WHAT IS THE ROTATOR CUFF?
The arm is kept centered in your shoulder socket when you move your arm by your rotator cuff. A rotator cuff is a group of four muscles that come together as tendons to form a covering around the ball (humeral head) and socket (glenoid). The rotator cuff attaches the humerus to the shoulder blade and assists to lift and rotate the arm. A bursa is in between the rotator cuff and the acromion (bone on top of the shoulder). It is a lubricating sac that allows the rotator cuff tendons to glide freely when the arm is moving.
When one or more of the rotator cuff tendons is torn, the tendon is no longer attached to the humeral head. Most tears occur in the supraspinatus muscle and tendon, but other parts of the rotator cuff can also be involved. In many cases, torn tendons begin by fraying and as the damage progresses, the tendon can completely tear. According to American Academy of Orthopaedic Surgeons, there are different types of tears. A partial tear is a type of tear that damages the soft tissue, but does not completely sever it. However, a complete tear, also known as the full-thickness tear, splits the soft tissue into two pieces. With the complete tear, there is a “hole” in the tendon. When the rotator cuff tendons are injured or damaged, the bursa can also be affected and be inflamed as well. There are two main causes of the rotator cuff tears: injury and degeneration. Factors that could cause an acute tear include: falling and using your arm to break the fall, lifting something too heavy with a jerking motion, and repetitive overhead movement of your arms. Most tears are the results of a wearing down of the tendon that occurs slowly over time. Several factors contribute to degenerative rotator cuff tear: repetitive stress, lack of blood supply, and bone spurs.
Professional personnel conclude that the most common symptoms of a rotator cuff tear are:
- Pain at rest and at night, particularly if lying on the affected shoulder
- Pain when lifting and lowering your arm or with specific movements
- Weakness when lifting or rotating your arm
- Crepitus or crackling sensation when moving your shoulder in certain positions
At first, the pain may be mild and only present when lifting your arm over your head. Over-the-counter medication, such as aspirin or ibuprofen, may relieve the pain at first. Over time, the pain may become more noticeable at rest, and no longer goes away with medications. The pain and weakness in the shoulder may make routine activities more difficult.
People recover from a rotator cuff injury with physical therapy exercises that improve flexibility and strength of the surrounding muscles of the shoulder joint. Most people exercise the front muscles of the chest, shoulder, and upper arm. But, it is equally important to strengthen the muscles in the back of the shoulder and around the shoulder blade to optimize shoulder muscle balance (American Academy of Orthopaedic Surgeons). Daily shoulder stretches and exercises can help prevent future injury. However, severe rotator cuff injuries may require surgical repair.

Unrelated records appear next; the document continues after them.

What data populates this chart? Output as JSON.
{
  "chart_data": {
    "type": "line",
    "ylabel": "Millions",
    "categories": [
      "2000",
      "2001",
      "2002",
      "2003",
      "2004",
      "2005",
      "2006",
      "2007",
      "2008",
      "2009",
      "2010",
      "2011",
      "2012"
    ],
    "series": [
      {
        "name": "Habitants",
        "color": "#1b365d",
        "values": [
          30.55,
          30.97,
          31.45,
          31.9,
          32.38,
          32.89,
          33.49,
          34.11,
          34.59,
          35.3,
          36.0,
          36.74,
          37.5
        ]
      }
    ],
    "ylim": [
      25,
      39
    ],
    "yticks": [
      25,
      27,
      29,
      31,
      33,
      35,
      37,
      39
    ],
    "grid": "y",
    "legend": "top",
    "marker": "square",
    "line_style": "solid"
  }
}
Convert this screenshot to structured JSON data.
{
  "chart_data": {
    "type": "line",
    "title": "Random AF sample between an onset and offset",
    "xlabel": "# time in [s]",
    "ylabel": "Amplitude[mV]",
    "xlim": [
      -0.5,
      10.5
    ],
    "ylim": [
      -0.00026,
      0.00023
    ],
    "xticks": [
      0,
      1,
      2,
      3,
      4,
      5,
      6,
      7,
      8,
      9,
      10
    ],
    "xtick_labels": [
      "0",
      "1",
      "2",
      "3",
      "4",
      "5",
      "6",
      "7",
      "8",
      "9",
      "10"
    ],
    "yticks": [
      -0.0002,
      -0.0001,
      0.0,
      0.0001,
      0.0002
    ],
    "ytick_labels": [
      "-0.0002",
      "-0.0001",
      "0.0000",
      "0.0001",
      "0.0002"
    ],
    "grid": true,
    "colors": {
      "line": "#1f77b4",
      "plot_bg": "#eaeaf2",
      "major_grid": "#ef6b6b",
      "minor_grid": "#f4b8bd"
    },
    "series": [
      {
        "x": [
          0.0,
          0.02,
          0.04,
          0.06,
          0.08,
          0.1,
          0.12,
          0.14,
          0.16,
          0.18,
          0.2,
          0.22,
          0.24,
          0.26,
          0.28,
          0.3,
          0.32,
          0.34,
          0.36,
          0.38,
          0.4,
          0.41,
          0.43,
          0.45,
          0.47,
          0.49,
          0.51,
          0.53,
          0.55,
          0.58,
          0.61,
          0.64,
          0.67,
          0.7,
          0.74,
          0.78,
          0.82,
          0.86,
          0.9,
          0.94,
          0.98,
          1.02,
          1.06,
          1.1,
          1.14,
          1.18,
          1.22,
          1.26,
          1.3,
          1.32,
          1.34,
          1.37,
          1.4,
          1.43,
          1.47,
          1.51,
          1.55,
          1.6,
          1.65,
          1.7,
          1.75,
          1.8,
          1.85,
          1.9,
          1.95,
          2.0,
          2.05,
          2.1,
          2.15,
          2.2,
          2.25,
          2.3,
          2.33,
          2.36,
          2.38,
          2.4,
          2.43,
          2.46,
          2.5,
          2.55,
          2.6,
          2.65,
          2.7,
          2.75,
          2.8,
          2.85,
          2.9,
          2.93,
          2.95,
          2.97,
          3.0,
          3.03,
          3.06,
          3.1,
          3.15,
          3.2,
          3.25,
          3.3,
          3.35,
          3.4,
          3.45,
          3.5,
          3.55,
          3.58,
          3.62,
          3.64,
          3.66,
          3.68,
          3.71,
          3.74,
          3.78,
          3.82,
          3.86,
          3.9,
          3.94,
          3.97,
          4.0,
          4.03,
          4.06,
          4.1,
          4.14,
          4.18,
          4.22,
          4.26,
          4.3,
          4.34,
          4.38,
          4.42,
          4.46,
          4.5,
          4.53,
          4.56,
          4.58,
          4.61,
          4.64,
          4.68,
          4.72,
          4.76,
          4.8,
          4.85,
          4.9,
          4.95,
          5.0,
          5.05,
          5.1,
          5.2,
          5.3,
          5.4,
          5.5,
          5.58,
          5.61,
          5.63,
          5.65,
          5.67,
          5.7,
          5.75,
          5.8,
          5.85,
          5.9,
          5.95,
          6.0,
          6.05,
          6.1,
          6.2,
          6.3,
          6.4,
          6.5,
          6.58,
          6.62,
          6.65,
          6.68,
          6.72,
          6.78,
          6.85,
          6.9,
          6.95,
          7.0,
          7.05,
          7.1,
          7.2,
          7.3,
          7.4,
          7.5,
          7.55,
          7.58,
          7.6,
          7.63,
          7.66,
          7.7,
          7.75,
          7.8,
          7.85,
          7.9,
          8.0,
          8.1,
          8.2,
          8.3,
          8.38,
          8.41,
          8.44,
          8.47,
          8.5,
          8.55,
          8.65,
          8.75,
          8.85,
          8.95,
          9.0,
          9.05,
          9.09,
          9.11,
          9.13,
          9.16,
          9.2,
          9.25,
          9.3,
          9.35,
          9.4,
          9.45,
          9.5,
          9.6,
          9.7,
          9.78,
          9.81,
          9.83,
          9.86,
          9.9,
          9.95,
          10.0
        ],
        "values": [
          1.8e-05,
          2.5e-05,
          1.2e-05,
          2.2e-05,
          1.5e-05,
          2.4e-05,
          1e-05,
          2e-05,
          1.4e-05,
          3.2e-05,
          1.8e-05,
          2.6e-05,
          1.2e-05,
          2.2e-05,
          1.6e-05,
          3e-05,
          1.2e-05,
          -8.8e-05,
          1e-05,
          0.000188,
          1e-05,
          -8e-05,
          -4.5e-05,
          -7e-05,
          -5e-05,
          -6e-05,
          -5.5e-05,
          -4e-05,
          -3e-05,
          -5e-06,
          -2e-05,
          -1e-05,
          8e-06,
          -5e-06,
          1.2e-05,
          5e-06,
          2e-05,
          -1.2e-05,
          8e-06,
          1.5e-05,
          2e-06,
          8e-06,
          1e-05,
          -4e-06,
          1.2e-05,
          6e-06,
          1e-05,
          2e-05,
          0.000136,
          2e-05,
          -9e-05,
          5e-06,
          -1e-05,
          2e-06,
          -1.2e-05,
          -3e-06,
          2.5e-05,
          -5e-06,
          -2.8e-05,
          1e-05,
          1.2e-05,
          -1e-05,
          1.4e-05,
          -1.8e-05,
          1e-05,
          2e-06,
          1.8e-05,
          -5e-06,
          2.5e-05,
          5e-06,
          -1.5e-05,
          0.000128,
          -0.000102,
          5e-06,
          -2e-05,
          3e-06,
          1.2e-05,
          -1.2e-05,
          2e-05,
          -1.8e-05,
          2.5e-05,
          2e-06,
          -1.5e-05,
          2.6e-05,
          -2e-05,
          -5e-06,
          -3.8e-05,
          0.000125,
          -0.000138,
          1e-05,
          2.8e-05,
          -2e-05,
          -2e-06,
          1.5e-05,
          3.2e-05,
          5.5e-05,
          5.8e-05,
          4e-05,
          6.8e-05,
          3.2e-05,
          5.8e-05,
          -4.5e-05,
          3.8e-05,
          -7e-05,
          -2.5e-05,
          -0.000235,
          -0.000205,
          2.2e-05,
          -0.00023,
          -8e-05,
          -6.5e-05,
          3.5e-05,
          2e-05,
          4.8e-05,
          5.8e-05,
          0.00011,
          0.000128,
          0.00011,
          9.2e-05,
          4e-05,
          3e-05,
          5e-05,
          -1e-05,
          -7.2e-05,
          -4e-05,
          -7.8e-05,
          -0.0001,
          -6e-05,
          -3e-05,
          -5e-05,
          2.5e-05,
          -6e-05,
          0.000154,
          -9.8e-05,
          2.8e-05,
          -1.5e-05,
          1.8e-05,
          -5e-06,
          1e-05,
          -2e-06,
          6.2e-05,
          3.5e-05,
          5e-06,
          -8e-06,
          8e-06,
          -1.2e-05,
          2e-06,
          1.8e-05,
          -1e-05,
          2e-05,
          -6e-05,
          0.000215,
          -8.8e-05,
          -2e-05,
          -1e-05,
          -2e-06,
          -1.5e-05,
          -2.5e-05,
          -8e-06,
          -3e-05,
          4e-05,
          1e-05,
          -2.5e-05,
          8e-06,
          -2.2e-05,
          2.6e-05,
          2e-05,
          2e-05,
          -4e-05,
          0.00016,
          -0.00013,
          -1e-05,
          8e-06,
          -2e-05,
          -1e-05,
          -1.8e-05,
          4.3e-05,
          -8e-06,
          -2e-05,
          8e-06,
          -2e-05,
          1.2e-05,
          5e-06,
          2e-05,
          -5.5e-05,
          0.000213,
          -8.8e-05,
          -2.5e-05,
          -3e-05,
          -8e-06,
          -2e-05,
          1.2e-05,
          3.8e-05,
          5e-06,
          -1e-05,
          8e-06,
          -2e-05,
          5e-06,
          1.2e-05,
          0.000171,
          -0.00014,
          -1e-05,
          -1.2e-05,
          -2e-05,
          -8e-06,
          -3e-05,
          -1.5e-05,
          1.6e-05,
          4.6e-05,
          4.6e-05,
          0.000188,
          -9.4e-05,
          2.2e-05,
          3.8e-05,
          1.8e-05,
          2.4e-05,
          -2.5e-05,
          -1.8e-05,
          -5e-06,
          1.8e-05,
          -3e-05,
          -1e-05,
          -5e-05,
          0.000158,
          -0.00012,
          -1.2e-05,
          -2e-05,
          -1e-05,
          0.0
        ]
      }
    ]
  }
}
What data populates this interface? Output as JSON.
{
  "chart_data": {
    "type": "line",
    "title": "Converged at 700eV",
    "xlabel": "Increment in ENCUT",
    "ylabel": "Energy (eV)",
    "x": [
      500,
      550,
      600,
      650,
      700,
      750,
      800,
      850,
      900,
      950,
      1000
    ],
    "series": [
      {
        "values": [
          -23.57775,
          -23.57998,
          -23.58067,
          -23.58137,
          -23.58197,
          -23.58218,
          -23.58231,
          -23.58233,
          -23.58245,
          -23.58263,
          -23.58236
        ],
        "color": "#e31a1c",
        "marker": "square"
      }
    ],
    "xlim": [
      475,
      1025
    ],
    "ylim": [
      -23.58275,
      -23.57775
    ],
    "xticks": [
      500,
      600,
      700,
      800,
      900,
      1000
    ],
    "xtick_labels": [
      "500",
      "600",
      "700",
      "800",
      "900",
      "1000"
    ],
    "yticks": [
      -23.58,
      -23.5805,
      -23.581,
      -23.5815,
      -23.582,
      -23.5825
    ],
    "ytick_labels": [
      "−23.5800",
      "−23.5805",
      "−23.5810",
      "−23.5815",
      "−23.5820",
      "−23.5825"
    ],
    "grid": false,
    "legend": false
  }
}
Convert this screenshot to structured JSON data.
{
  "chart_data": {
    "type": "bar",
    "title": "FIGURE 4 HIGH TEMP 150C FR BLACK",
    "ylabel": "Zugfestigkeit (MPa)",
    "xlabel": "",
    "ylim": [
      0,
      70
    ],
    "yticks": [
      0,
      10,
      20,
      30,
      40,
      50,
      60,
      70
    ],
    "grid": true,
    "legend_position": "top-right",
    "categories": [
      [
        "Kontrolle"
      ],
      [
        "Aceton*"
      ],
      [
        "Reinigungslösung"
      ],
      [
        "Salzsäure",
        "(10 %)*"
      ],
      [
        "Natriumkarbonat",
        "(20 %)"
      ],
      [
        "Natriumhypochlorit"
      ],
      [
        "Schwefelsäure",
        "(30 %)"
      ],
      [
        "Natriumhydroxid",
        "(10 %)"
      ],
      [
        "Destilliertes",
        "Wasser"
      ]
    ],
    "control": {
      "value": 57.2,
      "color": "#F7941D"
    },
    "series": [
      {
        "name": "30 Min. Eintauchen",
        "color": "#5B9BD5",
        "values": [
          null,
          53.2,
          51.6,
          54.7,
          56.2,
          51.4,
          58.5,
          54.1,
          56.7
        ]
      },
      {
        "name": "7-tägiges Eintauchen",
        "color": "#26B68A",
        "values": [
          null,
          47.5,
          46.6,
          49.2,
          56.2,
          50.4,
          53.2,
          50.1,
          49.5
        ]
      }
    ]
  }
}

Doctor may recommend surgery if the pain does not improve with nonsurgical methods. According to the Mayo Clinic, other signs that surgery may be a good option include:
- The symptoms have lasted 6 to 12 months
- Tear is more than 3 cm
- Person has significant weakness and loss of function in the shoulder
- The tear was caused by a recent, acute injury
Surgery to repair a torn rotator cuff most often involves re-attaching the tendon to the head of humerus (upper arm bone).